Financial Times gazetesinin Türkiye’den sorumlu ve Türkiye’yi, aktörlerini tanıdıkları ‘varsayılan’ gazetecileri, yorumcuları da bunlar arasında.
Davutoğlu’nun istifa edeceğini yazdılar.
Daha önce de AP’nin Türkiye’ye yönelik vize muafiyeti önerisi yaptığı kararına rağmen, “AB’nin terör konusundaki talebi karşılanmadı, bu anlaşmayı bozar” diye yazmışlardı.
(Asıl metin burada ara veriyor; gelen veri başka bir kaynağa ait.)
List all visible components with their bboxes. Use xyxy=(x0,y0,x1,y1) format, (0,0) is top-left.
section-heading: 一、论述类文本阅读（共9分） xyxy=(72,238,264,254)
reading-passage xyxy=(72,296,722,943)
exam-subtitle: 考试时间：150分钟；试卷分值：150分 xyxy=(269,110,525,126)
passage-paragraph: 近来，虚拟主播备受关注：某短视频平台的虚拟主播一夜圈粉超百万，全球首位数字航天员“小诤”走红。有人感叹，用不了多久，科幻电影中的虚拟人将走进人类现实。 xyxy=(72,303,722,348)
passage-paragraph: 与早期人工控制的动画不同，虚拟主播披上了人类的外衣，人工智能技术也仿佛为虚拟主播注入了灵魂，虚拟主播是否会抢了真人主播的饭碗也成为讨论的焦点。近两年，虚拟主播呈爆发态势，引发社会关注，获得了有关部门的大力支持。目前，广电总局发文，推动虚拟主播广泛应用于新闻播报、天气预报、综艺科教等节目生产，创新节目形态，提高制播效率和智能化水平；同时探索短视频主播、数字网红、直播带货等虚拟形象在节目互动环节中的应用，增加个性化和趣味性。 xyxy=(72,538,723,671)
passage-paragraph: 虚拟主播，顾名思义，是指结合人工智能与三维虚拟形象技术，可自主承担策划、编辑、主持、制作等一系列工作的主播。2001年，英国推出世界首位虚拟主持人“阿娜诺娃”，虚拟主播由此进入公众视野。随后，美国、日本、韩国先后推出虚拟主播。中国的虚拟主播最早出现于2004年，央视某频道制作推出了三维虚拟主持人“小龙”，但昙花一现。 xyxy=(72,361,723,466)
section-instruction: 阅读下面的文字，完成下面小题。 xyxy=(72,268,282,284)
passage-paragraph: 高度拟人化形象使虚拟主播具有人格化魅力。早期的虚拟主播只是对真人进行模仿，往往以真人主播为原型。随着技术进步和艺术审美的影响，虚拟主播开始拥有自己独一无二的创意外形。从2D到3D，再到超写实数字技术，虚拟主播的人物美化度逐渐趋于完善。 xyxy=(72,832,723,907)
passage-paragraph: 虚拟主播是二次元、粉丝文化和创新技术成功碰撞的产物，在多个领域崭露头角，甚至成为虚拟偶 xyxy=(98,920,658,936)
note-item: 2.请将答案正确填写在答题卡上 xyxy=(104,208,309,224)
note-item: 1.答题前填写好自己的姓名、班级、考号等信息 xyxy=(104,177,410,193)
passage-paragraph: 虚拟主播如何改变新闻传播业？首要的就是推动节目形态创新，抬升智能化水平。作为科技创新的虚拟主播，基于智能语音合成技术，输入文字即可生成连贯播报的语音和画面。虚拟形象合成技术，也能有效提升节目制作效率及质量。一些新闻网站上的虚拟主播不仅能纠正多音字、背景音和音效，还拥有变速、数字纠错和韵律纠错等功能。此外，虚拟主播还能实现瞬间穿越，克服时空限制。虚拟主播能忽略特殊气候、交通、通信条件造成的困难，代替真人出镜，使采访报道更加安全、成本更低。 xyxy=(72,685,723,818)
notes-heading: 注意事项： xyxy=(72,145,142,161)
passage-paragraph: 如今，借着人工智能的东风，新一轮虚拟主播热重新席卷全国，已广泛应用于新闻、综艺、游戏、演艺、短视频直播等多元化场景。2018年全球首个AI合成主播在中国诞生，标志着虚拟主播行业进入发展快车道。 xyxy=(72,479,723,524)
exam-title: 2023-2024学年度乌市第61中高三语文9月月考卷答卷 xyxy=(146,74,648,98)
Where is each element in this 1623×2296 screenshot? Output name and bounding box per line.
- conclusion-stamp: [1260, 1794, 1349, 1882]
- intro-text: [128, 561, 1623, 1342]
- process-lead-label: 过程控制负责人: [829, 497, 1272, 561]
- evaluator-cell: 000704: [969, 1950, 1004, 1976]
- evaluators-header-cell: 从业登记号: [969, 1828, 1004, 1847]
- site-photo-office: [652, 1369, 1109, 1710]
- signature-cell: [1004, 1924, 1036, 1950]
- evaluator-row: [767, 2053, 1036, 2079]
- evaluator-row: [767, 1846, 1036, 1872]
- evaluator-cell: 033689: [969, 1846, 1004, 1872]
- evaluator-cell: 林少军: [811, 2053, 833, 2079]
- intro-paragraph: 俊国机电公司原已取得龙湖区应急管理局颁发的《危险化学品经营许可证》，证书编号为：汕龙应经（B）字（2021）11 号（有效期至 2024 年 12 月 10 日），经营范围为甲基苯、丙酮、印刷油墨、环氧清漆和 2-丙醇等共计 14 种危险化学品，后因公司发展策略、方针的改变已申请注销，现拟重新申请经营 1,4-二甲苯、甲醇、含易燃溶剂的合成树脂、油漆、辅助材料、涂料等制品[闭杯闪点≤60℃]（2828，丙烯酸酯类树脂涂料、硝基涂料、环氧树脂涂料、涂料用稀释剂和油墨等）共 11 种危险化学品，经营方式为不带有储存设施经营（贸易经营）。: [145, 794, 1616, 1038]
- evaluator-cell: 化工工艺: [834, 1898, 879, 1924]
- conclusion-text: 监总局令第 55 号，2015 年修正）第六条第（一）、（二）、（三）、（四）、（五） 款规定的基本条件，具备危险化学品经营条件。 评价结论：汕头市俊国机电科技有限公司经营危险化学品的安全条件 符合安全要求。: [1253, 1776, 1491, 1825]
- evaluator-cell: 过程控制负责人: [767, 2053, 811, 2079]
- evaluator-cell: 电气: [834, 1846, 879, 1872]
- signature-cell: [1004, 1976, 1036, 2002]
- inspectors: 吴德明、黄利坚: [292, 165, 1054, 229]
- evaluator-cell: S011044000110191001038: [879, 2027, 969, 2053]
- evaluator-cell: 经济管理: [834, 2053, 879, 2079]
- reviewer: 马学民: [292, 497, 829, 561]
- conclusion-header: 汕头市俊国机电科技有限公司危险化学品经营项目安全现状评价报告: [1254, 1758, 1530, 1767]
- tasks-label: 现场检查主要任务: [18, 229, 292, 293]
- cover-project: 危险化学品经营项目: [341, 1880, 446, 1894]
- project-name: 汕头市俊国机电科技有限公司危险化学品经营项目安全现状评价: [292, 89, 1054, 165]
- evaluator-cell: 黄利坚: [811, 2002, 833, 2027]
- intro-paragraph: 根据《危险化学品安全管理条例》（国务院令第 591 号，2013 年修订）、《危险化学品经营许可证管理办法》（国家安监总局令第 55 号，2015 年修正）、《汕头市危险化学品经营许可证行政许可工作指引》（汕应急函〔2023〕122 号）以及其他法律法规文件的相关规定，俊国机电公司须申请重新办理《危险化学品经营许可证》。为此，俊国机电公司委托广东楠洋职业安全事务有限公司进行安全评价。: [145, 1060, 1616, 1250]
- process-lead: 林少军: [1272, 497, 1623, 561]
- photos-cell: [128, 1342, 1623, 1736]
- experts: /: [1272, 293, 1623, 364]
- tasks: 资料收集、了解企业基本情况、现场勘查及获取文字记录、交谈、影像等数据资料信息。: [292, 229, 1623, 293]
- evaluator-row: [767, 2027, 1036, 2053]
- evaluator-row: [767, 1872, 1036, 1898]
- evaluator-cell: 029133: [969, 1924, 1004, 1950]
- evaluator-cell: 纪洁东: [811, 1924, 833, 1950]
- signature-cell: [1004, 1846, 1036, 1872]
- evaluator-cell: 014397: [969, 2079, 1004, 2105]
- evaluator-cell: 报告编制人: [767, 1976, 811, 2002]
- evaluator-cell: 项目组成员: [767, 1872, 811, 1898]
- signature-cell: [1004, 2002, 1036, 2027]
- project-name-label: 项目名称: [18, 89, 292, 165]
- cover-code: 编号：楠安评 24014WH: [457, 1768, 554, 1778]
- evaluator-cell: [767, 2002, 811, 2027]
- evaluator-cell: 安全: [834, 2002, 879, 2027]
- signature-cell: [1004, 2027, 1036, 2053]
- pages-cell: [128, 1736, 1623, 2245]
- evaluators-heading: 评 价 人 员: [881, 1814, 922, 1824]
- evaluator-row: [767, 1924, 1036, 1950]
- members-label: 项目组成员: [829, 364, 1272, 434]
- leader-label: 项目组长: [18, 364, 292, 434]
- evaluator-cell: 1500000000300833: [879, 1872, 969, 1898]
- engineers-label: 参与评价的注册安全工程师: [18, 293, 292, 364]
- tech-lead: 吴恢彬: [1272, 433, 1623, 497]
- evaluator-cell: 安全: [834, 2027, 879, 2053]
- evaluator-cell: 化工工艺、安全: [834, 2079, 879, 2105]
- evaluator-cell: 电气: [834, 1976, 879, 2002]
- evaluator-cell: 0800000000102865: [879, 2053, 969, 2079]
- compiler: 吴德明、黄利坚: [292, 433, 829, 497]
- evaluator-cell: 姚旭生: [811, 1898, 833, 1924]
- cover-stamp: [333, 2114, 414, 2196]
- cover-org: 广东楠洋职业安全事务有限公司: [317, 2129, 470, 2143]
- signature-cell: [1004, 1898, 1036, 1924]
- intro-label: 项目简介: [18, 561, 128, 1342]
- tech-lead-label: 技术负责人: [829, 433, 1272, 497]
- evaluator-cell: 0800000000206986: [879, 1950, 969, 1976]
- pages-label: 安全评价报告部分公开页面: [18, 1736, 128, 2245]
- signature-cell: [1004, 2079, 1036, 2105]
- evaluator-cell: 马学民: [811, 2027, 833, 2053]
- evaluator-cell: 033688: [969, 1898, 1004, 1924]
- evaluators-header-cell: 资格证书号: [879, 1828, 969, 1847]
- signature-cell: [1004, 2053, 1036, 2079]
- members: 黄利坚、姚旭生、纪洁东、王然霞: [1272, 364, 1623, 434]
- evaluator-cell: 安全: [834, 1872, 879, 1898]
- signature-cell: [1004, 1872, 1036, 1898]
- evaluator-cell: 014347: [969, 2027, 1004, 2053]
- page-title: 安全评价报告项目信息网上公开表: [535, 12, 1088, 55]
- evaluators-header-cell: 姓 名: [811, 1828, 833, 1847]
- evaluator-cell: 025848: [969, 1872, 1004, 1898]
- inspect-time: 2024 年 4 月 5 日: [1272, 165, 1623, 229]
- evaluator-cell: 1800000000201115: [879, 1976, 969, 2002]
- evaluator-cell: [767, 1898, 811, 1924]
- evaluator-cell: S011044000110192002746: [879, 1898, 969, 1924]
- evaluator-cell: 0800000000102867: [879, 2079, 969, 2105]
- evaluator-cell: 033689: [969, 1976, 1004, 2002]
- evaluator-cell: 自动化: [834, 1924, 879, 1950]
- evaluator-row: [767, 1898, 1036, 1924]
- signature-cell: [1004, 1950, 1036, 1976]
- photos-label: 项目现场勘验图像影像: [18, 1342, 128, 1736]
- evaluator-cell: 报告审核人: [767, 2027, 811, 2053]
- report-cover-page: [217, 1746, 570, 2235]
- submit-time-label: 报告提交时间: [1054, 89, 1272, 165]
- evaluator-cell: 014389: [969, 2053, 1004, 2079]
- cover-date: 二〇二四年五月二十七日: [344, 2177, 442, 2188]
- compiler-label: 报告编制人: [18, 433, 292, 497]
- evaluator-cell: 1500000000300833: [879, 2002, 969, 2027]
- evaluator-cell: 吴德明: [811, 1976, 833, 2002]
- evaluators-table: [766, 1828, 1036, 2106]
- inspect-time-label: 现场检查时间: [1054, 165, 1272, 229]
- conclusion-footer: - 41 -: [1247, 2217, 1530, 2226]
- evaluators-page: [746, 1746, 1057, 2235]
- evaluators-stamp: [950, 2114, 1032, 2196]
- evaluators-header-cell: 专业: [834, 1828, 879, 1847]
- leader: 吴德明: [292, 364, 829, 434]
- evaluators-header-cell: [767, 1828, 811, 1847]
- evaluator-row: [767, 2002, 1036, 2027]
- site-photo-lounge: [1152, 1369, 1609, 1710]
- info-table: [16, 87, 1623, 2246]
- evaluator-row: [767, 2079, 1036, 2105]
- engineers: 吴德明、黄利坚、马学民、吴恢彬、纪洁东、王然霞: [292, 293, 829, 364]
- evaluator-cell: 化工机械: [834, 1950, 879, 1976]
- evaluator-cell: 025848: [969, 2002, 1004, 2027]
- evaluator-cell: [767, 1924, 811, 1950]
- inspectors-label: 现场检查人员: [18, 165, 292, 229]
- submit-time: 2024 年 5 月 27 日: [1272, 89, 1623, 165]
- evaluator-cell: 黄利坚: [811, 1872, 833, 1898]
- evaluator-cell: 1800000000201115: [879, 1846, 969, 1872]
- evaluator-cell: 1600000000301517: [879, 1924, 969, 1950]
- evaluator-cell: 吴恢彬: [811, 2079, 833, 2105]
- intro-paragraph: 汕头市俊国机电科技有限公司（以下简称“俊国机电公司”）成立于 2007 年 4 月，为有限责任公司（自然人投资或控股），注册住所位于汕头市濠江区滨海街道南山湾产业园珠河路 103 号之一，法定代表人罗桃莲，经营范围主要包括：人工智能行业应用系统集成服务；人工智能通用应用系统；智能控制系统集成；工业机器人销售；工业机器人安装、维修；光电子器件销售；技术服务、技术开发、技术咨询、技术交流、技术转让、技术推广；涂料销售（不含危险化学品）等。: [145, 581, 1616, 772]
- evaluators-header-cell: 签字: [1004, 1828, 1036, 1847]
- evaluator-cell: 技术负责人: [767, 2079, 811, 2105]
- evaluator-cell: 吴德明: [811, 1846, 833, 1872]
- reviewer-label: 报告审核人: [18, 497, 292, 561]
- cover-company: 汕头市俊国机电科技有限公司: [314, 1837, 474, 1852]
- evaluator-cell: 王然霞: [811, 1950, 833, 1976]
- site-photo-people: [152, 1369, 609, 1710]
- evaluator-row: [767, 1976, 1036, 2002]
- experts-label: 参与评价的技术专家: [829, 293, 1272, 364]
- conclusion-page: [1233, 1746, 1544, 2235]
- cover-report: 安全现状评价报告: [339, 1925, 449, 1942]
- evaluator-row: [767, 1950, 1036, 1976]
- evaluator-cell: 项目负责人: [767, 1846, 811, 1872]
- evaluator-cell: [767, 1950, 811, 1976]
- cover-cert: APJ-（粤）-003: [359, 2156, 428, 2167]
Bugünkü Star’da AB Bakanı Volkan Bozkır’ın buna ilişkin açıklaması var. “AB terör ve terörist tanımını daraltacak bazı ifadeleri iç hukukumuza taşımamızı istiyor; ancak biz terörle bugünkü gibi bir mücadele içindeyken bunu yapamayacağımızı anlatacağız. Kaldı ki bu bir kriter, bir şart da değil” mealinde.
Özetle, AK Parti ve Türkiye “herhangi bir sorunun krize dönüşmesine izin vermeyiz, çözeriz; kriz ihraç etmeye kalkanlar da başarılı olamaz” diyor, demekle kalmıyor bunu gözler önüne seriyor.
Ama kriz üretici ve ihracatçıları senaryo imal edip duruyor.
Alışacağız, alışacaklar...
Bu, şimdi iki hafta boyunca konuşacağımız ‘yeni başbakan ve bakanlar’ konusu için de geçerli olacak...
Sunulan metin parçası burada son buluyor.